I Never Thought I’d Miss Apps on a Camera
You know that convenient intervalometer app you use for time-lapse and astrophotography? Gone. As are all the other PlayMemories apps. Will Sony end support for apps on the APS-C cameras too? If they do, maybe they’ll release something like the Pluto Trigger to replace the functionality.
It’s hard to shoot with the A7 III for more than a couple of hours without noticing that you haven’t changed a battery. The new NP-FZ100 battery is almost twice as large, exactly twice as heavy and provides well over twice the power of the NP-FW50. There may also be some additional internal efficiencies introduced into the new FF cameras because the batteries last quite a long time. You can also power the camera via USB while shooting. This isn’t new but is worth mentioning.
What do I think of the ILCE-7M3? I think I made a good choice. I liked the original NEX-5 when it came out and the NEX-7 set me firmly on the road to a mirrorless-only camera bag. When I got my A6000, I knew right away that it was a milestone moment with DSLR focusing and image performance in such a compact body. It went on to become that largest selling ILC in history. I have the same tingle when using the A7 III. It just checks so many boxes that even the most die-hard fat-camera fanatic will have to take notice. It is not the perfect camera for everyone, mostly because that camera doesn’t exist. For me, it is pretty darn close. I probably represent the average “enthusiast” with a very mild case of Gear Acquisition Syndrome, so I don’t just buy camera equipment just to own it. I use what I own (and use it a lot) and keep it until it wears out or doesn’t do what I want it to do anymore. I honestly feel that the A7 III will be with me for quite a while. Buying a shiny new camera and a couple of lenses won’t automatically make anyone a better photographer. What a better camera can do is inspire. The A7 III is a better camera than I am a photographer and it challenges me to push myself to get the most out of it. It is a great time to be a photographer.

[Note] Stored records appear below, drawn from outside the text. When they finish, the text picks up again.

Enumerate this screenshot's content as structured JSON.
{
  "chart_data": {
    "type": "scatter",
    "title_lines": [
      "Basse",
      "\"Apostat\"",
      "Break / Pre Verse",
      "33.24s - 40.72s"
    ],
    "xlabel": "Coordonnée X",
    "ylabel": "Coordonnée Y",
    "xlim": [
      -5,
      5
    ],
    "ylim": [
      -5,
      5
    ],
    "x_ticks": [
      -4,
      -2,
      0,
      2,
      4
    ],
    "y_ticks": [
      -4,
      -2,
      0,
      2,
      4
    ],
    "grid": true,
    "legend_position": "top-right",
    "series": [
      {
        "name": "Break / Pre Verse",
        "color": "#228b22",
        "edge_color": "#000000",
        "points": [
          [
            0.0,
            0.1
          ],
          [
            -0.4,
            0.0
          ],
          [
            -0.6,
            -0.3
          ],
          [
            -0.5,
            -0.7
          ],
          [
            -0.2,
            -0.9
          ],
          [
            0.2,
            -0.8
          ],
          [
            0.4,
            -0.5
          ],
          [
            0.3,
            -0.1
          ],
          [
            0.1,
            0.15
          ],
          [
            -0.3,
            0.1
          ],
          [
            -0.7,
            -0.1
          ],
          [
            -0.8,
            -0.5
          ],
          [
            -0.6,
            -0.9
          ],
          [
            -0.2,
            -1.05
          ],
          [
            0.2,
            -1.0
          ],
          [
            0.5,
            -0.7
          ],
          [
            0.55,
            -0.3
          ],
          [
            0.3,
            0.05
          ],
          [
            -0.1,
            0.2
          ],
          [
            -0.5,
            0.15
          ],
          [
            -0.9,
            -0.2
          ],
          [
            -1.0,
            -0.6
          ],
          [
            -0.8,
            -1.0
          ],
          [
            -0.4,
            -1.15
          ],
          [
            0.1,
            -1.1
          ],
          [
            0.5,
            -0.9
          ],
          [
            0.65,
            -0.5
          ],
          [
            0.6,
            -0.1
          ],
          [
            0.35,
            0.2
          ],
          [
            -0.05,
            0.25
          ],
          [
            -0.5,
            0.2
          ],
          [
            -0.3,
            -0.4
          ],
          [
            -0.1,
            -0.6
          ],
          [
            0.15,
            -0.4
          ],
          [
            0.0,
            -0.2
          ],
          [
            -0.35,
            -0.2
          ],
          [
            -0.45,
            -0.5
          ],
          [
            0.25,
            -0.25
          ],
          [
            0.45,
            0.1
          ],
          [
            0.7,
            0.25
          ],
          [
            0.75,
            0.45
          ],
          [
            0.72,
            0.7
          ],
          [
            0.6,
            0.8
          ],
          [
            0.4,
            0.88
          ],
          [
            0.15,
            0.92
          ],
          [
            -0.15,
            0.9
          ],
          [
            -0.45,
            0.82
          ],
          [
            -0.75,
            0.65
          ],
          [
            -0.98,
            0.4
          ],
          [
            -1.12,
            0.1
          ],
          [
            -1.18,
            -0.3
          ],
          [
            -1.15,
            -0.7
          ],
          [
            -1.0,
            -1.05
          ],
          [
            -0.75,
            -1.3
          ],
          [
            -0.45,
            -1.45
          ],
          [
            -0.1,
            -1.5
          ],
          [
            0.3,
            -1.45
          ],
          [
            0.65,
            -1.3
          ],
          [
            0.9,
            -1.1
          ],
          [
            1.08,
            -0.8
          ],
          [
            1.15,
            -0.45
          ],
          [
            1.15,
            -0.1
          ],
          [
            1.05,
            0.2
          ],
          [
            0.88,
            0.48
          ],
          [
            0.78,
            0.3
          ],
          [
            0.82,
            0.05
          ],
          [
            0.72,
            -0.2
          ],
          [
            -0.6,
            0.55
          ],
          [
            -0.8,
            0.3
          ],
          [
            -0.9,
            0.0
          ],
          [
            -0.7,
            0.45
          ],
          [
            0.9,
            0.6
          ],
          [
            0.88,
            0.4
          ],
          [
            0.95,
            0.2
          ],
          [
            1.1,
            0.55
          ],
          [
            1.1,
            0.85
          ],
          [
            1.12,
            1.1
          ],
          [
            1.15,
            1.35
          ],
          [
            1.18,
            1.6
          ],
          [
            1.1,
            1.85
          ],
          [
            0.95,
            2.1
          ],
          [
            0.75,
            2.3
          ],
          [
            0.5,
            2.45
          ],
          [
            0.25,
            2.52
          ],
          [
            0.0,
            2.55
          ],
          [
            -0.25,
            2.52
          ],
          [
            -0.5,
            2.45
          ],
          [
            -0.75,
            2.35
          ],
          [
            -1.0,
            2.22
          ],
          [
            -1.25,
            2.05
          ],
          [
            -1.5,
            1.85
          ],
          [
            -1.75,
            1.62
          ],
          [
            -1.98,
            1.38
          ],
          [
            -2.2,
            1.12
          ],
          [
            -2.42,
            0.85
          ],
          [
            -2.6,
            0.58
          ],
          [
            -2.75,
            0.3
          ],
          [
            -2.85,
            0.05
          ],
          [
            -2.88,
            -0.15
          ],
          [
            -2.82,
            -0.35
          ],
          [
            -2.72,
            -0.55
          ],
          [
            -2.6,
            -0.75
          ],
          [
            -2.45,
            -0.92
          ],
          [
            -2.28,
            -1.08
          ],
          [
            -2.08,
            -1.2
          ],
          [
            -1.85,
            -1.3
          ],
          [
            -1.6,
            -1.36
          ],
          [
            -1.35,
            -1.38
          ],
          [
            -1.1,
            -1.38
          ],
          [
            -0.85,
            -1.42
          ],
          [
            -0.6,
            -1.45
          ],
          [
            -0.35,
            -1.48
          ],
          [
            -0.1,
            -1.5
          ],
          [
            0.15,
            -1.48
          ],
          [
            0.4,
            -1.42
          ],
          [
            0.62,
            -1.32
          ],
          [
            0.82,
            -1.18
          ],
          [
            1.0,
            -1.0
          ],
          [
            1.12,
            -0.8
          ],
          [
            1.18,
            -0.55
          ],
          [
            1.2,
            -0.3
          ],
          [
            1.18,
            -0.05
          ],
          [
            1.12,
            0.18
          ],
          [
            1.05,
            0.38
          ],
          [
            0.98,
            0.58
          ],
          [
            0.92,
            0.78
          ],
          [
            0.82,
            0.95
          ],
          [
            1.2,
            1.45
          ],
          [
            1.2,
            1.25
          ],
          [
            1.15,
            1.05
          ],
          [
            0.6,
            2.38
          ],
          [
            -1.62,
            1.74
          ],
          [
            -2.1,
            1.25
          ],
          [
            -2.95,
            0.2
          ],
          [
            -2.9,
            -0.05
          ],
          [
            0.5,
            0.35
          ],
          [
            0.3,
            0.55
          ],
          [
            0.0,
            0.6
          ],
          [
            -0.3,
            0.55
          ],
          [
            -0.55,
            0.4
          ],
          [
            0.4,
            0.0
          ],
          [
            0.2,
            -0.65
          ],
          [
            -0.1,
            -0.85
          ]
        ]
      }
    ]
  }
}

May 2018 – After a week of carrying the A7M3 with the kit lens on a cruise ship and around various venues, I really didn’t feel any great difference from the A6300. After bolting on the 24-105 however, I became concerned that I was moving too far back up the ladder to a DSLR-a-saurus. I dragged out the 18-105 f/4 G and replaced the Rokinon 12mm I had been carrying on the A6300 and found my fears were unfounded. While it is a bit bigger (a surprisingly small bit, all things considered) and most of a pound heavier, the difference isn’t all that great. Trading a pound for 4x the usable ISO and Eye-of-God focusing is a more than acceptable trade-off for me.
January 2019 – Sony announced the A6400 APS-C nid-range body with advanced autofocus tracking and an actual, built-in intervalometer right there on the menu. Both enhancements will be available via a firmware update for the A7 III, A7r III and A9 in April, 2019.